Monday’s keynote was, in a way, a return to the company’s original mission. “I want to show you the spirit of NVIDIA, the spirit of our company, at the intersection of computer graphics, physics and artificial intelligence, where they all intersect inside the computer.”

Then, over the next two hours, Huang did something rare: he learned. difficult. Anyone who came to the keynote expecting to pull a Tim Cook, with a slick, audience-focused keynote was bound to be disappointed. Overall, the keynote was tech-heavy, acronym-filled, and an unusual developer conference.

We need bigger GPUs

Graphics processing units (GPUs) are where Nvidia started. If you’ve ever built a computer, you’ve probably thought of a graphics card that slots into a PCI slot. This is where the journey began, but we have come a long way since then.
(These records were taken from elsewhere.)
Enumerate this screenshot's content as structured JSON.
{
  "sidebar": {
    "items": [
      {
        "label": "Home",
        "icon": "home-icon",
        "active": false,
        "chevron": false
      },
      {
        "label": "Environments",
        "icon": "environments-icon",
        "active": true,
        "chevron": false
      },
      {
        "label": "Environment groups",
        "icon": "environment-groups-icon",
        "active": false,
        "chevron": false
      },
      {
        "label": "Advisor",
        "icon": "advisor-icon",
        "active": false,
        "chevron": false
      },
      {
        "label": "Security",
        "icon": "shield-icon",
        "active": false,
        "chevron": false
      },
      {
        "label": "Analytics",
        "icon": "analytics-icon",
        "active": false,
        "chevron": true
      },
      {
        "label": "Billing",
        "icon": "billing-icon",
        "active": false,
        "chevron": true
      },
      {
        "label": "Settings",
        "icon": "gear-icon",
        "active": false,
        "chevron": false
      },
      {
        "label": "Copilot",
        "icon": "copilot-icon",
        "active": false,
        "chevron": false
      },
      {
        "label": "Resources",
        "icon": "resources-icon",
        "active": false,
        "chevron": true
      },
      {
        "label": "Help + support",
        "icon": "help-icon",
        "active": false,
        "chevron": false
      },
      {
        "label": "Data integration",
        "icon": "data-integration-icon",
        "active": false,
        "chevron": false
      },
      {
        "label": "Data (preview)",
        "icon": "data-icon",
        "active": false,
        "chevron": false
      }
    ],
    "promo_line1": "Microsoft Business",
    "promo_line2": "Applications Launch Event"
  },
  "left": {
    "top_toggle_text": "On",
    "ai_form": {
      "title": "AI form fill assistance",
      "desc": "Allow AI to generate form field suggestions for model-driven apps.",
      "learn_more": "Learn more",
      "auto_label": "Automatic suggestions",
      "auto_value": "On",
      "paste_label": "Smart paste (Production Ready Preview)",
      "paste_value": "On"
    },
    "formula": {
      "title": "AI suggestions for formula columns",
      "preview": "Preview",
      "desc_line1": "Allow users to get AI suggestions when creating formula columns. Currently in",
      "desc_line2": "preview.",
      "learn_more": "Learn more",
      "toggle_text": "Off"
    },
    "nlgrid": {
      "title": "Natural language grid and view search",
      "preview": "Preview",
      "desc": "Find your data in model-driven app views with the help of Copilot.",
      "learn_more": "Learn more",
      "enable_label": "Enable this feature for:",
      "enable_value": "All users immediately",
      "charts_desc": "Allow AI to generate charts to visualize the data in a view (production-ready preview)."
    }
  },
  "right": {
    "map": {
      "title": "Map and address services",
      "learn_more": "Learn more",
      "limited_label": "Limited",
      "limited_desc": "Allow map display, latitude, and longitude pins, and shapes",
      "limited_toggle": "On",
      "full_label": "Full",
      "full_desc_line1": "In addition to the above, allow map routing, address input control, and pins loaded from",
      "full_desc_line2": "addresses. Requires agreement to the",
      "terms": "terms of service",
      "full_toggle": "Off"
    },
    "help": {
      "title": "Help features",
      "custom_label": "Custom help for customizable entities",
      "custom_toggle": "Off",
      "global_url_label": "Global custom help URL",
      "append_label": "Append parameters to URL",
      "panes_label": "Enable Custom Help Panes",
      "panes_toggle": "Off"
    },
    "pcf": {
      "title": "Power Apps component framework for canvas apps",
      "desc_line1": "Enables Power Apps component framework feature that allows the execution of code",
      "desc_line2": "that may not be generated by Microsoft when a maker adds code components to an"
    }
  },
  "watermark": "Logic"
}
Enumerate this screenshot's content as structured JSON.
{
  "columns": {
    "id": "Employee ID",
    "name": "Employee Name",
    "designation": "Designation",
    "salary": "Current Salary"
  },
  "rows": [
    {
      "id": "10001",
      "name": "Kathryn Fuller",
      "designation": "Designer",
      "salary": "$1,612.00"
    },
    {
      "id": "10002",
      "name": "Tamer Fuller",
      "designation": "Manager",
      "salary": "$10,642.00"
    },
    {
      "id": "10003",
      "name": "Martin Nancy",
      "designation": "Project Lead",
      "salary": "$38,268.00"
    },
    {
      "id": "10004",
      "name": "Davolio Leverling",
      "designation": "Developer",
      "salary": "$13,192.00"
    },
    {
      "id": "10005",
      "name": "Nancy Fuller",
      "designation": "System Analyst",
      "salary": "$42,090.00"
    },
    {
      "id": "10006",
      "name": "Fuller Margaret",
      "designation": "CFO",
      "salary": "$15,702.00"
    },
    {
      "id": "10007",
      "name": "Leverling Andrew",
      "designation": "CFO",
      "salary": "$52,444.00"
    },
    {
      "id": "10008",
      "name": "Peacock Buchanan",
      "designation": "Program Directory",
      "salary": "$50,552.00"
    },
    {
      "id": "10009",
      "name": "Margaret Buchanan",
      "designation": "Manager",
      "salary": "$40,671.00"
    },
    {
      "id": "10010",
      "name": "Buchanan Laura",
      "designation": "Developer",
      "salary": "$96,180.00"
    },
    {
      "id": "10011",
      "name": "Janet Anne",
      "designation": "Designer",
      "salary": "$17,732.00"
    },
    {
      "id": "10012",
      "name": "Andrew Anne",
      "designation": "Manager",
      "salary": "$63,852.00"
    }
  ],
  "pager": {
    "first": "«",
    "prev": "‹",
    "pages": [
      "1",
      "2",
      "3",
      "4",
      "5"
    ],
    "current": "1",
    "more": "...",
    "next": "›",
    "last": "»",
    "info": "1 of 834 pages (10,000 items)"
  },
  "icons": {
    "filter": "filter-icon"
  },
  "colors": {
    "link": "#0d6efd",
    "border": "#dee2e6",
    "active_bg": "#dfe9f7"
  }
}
The company announced the all-new Blackwell platform, which is an absolute beast. The processor’s core was “pushing the limits of physics in how big a chip can get,” Huang says. It uses the power of two SIM cards, delivering speeds of up to 10 Tbps.
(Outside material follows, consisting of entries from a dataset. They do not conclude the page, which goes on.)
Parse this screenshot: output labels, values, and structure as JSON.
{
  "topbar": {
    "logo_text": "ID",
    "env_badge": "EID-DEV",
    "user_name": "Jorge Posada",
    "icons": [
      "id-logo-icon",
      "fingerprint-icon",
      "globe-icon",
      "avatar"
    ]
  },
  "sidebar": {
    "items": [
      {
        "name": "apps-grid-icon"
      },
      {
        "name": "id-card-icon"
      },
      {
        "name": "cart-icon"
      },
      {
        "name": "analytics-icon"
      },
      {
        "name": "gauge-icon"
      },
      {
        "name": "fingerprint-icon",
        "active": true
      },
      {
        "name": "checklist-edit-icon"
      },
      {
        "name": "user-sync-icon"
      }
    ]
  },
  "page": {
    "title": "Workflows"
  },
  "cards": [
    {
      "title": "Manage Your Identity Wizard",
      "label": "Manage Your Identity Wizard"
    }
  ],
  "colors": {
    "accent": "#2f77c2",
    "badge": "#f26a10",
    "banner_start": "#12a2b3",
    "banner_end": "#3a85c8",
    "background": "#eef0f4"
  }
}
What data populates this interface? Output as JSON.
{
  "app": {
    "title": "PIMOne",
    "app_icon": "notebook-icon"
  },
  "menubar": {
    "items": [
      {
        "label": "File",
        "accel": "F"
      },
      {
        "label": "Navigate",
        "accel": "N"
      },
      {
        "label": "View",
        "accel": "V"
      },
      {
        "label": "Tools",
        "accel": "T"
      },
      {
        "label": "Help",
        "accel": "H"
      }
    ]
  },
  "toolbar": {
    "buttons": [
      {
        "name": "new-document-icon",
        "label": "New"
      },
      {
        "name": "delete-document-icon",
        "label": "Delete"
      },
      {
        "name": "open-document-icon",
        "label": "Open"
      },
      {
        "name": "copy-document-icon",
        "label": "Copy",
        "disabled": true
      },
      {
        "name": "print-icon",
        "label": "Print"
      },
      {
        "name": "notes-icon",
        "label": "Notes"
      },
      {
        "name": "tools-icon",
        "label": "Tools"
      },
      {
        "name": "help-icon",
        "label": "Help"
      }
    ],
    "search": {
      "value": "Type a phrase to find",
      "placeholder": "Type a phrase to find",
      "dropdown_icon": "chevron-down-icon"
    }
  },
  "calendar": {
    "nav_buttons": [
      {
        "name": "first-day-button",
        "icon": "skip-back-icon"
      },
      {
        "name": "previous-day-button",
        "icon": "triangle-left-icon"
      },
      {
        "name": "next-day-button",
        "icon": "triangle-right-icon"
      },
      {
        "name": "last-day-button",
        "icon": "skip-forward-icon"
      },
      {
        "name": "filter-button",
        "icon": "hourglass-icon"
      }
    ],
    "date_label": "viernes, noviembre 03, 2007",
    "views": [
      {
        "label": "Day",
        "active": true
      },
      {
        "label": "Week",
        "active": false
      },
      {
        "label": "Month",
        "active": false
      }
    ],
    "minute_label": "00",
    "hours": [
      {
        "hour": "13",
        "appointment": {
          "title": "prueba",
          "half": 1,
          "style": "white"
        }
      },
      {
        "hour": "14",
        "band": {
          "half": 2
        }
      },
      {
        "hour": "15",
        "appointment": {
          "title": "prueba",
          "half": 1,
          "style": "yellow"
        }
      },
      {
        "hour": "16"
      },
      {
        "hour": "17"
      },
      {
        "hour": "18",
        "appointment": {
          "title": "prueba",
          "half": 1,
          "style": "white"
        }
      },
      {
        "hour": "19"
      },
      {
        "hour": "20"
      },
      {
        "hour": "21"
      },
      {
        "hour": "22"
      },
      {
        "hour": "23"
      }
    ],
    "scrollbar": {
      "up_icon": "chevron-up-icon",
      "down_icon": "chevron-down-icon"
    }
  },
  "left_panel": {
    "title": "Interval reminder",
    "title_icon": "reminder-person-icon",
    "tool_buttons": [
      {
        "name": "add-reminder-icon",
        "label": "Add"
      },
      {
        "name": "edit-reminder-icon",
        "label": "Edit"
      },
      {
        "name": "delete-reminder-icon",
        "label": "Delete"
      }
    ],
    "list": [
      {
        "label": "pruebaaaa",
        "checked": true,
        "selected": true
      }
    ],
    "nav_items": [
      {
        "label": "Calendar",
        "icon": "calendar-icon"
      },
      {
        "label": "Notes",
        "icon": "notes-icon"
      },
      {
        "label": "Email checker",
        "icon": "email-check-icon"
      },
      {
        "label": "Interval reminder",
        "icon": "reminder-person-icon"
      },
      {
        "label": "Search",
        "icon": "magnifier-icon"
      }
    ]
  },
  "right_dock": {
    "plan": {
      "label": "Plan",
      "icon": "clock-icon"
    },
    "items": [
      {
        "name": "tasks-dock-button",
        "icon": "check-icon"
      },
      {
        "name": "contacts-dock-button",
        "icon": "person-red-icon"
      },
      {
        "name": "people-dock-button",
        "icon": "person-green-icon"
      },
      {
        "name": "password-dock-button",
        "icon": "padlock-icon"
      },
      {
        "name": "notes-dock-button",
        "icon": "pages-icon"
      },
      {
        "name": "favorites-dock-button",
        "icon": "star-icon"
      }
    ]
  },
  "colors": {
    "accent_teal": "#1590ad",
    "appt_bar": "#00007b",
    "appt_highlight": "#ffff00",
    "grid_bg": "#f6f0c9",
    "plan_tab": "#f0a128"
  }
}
“I have about $10 billion worth of equipment here,” Huang said, holding up a Blackwell prototype. “The next step is going to cost $5 billion. Fortunately for all of you, it gets cheaper from there. Putting a bunch of these chips together could generate some really impressive power.”
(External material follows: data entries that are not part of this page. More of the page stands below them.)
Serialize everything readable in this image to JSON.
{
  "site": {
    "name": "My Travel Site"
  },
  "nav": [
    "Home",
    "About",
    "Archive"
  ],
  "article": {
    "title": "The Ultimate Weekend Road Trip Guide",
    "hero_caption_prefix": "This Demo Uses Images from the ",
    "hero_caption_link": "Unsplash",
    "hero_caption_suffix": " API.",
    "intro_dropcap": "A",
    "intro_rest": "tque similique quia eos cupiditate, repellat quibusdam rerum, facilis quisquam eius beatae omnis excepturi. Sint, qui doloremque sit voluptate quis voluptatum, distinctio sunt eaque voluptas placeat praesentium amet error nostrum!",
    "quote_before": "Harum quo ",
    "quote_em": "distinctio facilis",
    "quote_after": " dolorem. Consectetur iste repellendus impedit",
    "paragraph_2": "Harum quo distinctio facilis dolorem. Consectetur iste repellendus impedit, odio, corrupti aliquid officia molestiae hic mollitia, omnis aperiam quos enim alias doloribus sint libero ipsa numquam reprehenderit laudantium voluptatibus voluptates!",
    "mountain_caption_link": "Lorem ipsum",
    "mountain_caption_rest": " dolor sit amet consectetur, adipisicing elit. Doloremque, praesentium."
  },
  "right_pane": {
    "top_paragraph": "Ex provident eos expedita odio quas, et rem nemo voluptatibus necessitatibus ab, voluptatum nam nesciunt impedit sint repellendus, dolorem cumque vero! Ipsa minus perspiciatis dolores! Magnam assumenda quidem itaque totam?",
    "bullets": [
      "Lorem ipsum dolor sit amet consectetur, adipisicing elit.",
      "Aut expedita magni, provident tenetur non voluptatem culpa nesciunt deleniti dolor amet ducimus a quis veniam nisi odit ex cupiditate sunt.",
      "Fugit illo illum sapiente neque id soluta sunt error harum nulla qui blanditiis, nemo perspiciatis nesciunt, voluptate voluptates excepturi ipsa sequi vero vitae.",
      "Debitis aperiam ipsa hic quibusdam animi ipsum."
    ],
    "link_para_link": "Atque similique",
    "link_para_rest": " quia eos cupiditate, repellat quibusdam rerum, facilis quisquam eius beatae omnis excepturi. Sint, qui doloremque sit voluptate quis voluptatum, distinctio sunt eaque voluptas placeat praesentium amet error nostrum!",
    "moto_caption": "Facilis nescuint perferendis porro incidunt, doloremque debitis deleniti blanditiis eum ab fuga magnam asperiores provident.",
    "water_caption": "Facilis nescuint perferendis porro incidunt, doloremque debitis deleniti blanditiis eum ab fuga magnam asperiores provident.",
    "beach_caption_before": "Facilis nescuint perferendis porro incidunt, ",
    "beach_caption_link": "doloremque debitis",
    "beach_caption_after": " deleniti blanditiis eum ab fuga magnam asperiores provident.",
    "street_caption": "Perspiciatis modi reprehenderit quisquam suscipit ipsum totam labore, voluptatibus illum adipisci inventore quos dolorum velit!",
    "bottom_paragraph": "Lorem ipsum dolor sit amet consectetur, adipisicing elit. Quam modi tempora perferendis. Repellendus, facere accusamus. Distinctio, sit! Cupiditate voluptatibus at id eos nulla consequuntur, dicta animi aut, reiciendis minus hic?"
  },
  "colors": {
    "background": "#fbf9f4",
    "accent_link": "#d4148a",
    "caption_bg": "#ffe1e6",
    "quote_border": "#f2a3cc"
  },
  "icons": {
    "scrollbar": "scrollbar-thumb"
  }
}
The previous generation AI-enhanced GPU was called Hopper. Blackwell is between 2 and 30 times faster, depending on how you measure it. Huang explained that creating the GPT-MoE-1.8T model took 8,000 GPUs, 15 megawatts, and 90 days. With the new system, you can only use 2000 GPUs and use 25% more power.

These GPUs are pushing an impressive amount of data — which is a very good segue into another topic Huang talked about.

What then

Nvidia has rolled out a new set of tools for automakers working on self-driving cars. The company was already a major player in robotics, but it has doubled down on its efforts by providing roboticists with new tools to make their robots smarter.

The company also introduced Nvidia NIM, a software platform aimed at simplifying the deployment of AI models. NIM leverages Nvidia hardware as a foundation and aims to accelerate enterprise AI initiatives by providing an ecosystem of AI-ready containers. It supports models from various sources, including Nvidia, Google, and Hugging Face, and integrates with platforms like Amazon SageMaker and Microsoft Azure AI. NIM will expand its capabilities over time, including tools for AI-generated chatbots.

“Anything you can digitize: as long as there is some structure in which we can apply some patterns, that means we can learn the patterns,” Huang said. “And if we can learn patterns, we can understand meaning. When we understand meaning, we can generate it too. And here we are in the generative AI revolution.”